Frankly, I haven't seen enough films of the Japanese Golden Age to know if Burch is right. Is 30s Mizoguchi better and more authentically Japanese than 50s Kurosawa or Ozu? I don't know. I'm also doubtful if Japanese cinema of 1930-1946 was as un-Western and anti-illusionstic as Burch claims.
Most fictional narrative films tend towards illusionism because the camera records images through the same basic process the human eye does. That's why we consider photographs and movies more realistic than painting or drawing. 1930s Mizoguchi employed long takes and often kept the camera far from the actors--unlike the Hollywood style which employs a lot of editing and brings us very close to the actors. But that doesn't make Mizoguchi "anti-representational" in my book.
Burch may be right that Japanese cinema, since it developed in relative isolation from Western cinema, developed out of Japanese aesthetic principles--the rhythms of Noh and Kabuki theater rather than vaudeville, Broadway, and Coney Island.

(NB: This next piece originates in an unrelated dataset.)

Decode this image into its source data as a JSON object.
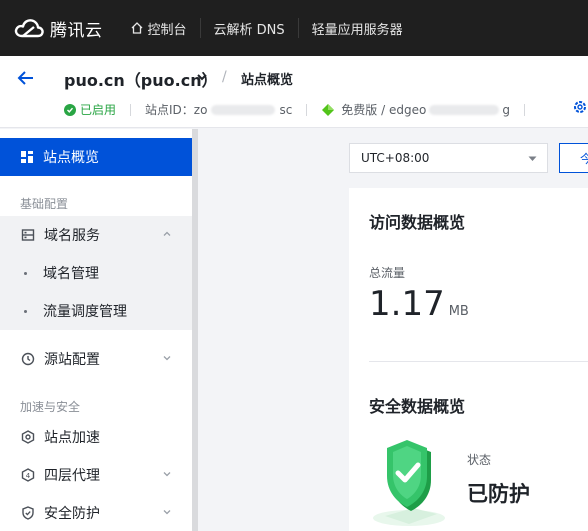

The more Japan became economically, politically, and culturally linked to the West the more Japanese cinema resembled Hollywood or French New Wave cinema.
Or perhaps it was a happy accident that in the 1930s Japanese film studios gave filmmakers the freedom to make spare, elegant, formally ambitious films for the mass audience--indeed engaged in a type of formal experimentation (4 hour films, ten minute takes) that has always been rare in most commercial studio systems.
If you can read only one book about Japanese cinema "To the Distant Observer" is probably not it, although it has a fair amount to offer the patient reader and is probably required reading for a serious student of Japanese cinema.
I've referenced this book many times from the library but never really read it in its entirety. It's a bit heavily academic for my taste, but it was, for a long time, one of the very few in-depth studies of the aesthetics of Japanese film. And it had an excellent filmography at a time when most of the films and data about them were simply unavailable. Includes very good screen shots demonstrating Burch's points.
Noel Burch is a French film theorist and this book is regarding Japanese cinema. Not in print any more and that's bad. But this is probably one of the most unique books on Japanese cinema where he goes into the structure and the framing of the images that go on the screen. He also has some interesting comments regarding Benshi's. An important book for me.